Red Cross urges blood donations amid severe shortage

A blood donation is seen in footage shared by the American Red Cross on June 15, 2021.

A blood donation is seen in footage shared by the American Red Cross on June 15, 2021.

The American Red Cross said Tuesday that it’s experiencing a severe nationwide blood shortage as the number of trauma cases, organ transplants and elective surgeries rise.

People of all blood types, especially type O and those giving platelets, are urged to donate as soon as possible to prevent delays to critical patient care, the nonprofit’s Los Angeles chapter said in a news release.

To schedule an appointment to donate blood, use the Red Cross Blood Donor App, visit, call 1-800-RED CROSS (1-800-733-2767) or enable the Blood Donor Skill on any Alexa Echo device.

Those who donate blood from Tuesday through June 30 will receive a $5 Amazon gift card, courtesy of Amazon. More information is available at

“When seconds count in emergency trauma situations, it’s the blood already on the shelves that can make the difference in lifesaving care,” said Dr.
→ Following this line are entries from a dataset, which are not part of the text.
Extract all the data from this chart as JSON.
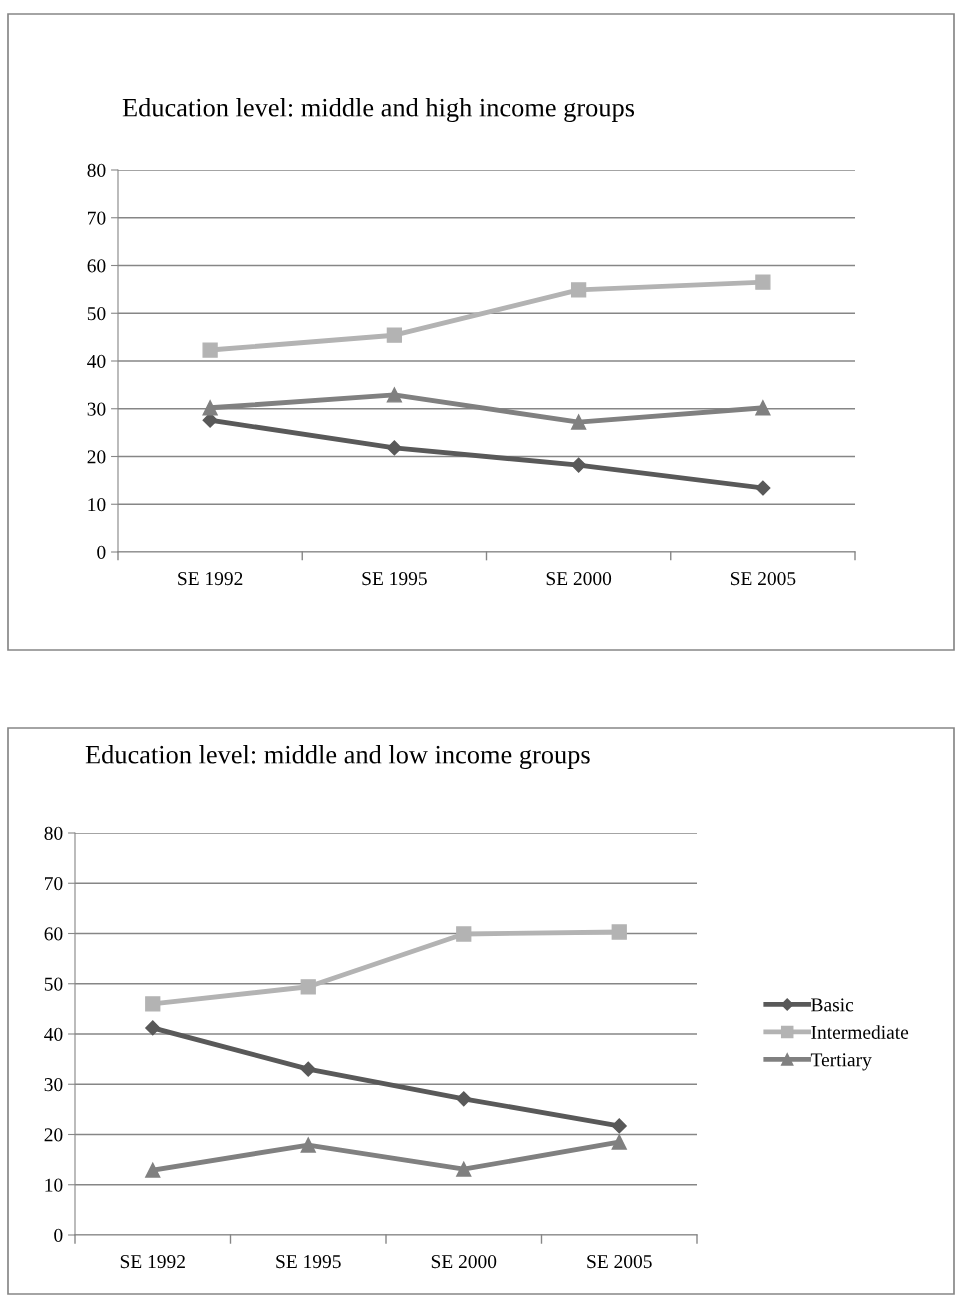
{
  "chart_data": [
    {
      "type": "line",
      "title": "Education level: middle and high income groups",
      "categories": [
        "SE 1992",
        "SE 1995",
        "SE 2000",
        "SE 2005"
      ],
      "ylim": [
        0,
        80
      ],
      "yticks": [
        0,
        10,
        20,
        30,
        40,
        50,
        60,
        70,
        80
      ],
      "grid": "y",
      "series": [
        {
          "color": "#595959",
          "marker": "diamond",
          "values": [
            27.6,
            21.8,
            18.2,
            13.4
          ]
        },
        {
          "color": "#b3b3b3",
          "marker": "square",
          "values": [
            42.3,
            45.4,
            54.9,
            56.5
          ]
        },
        {
          "color": "#808080",
          "marker": "triangle",
          "values": [
            30.2,
            32.9,
            27.2,
            30.2
          ]
        }
      ]
    },
    {
      "type": "line",
      "title": "Education level: middle and low income groups",
      "categories": [
        "SE 1992",
        "SE 1995",
        "SE 2000",
        "SE 2005"
      ],
      "ylim": [
        0,
        80
      ],
      "yticks": [
        0,
        10,
        20,
        30,
        40,
        50,
        60,
        70,
        80
      ],
      "grid": "y",
      "legend": "right",
      "series": [
        {
          "name": "Basic",
          "color": "#595959",
          "marker": "diamond",
          "values": [
            41.2,
            33.0,
            27.1,
            21.7
          ]
        },
        {
          "name": "Intermediate",
          "color": "#b3b3b3",
          "marker": "square",
          "values": [
            46.0,
            49.4,
            59.9,
            60.3
          ]
        },
        {
          "name": "Tertiary",
          "color": "#808080",
          "marker": "triangle",
          "values": [
            12.9,
            17.9,
            13.1,
            18.5
          ]
        }
      ]
    }
  ]
}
Ross Herron, divisional chief medical officer for the Red Cross. “Please consider blood donation as a summer activity that can help save lives.”
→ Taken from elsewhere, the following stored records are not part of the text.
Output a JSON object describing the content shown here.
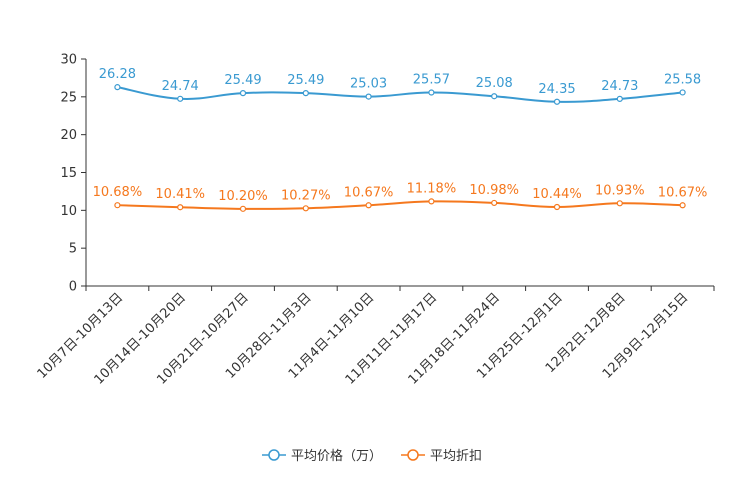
{
  "chart_data": {
    "type": "line",
    "categories": [
      "10月7日-10月13日",
      "10月14日-10月20日",
      "10月21日-10月27日",
      "10月28日-11月3日",
      "11月4日-11月10日",
      "11月11日-11月17日",
      "11月18日-11月24日",
      "11月25日-12月1日",
      "12月2日-12月8日",
      "12月9日-12月15日"
    ],
    "ylim": [
      0,
      30
    ],
    "yticks": [
      0,
      5,
      10,
      15,
      20,
      25,
      30
    ],
    "series": [
      {
        "name": "平均价格（万）",
        "color": "#3a9ad1",
        "values": [
          26.28,
          24.74,
          25.49,
          25.49,
          25.03,
          25.57,
          25.08,
          24.35,
          24.73,
          25.58
        ],
        "labels": [
          "26.28",
          "24.74",
          "25.49",
          "25.49",
          "25.03",
          "25.57",
          "25.08",
          "24.35",
          "24.73",
          "25.58"
        ]
      },
      {
        "name": "平均折扣",
        "color": "#f5781e",
        "values": [
          10.68,
          10.41,
          10.2,
          10.27,
          10.67,
          11.18,
          10.98,
          10.44,
          10.93,
          10.67
        ],
        "labels": [
          "10.68%",
          "10.41%",
          "10.20%",
          "10.27%",
          "10.67%",
          "11.18%",
          "10.98%",
          "10.44%",
          "10.93%",
          "10.67%"
        ]
      }
    ],
    "legend_position": "bottom-center",
    "title": "",
    "xlabel": "",
    "ylabel": ""
  }
}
Hospitals are responding to an “atypically high number” of traumas and emergency room visits, as well as overdoses and resulting transplants, according to the nonprofit.

The Red Cross says it has seen demand from trauma centers climb by 10% from 2019 to 2021 — more than five times the increase of other facilities that provide blood transfusions.  

In addition to the needs of trauma centers, there is great demand for blood donations at hospitals as people who deferred care during the height of the coronavirus pandemic have more advanced disease progression, requiring increased blood transfusions, officials said.

Over the last three months, the Red Cross said it distributed about 75,000 more blood products than expected. As a result of the shortage, some hospitals are being forced to slow the pace of elective surgeries until blood supply stabilizes.

“Blood is perishable and cannot be stockpiled, so it must constantly be replenished by generous blood donors,” the organization said.

In most cases, those who have received a COVID-19 vaccine can still donate blood. Knowing the name of the vaccine manufacturer is important in determining donation eligibility.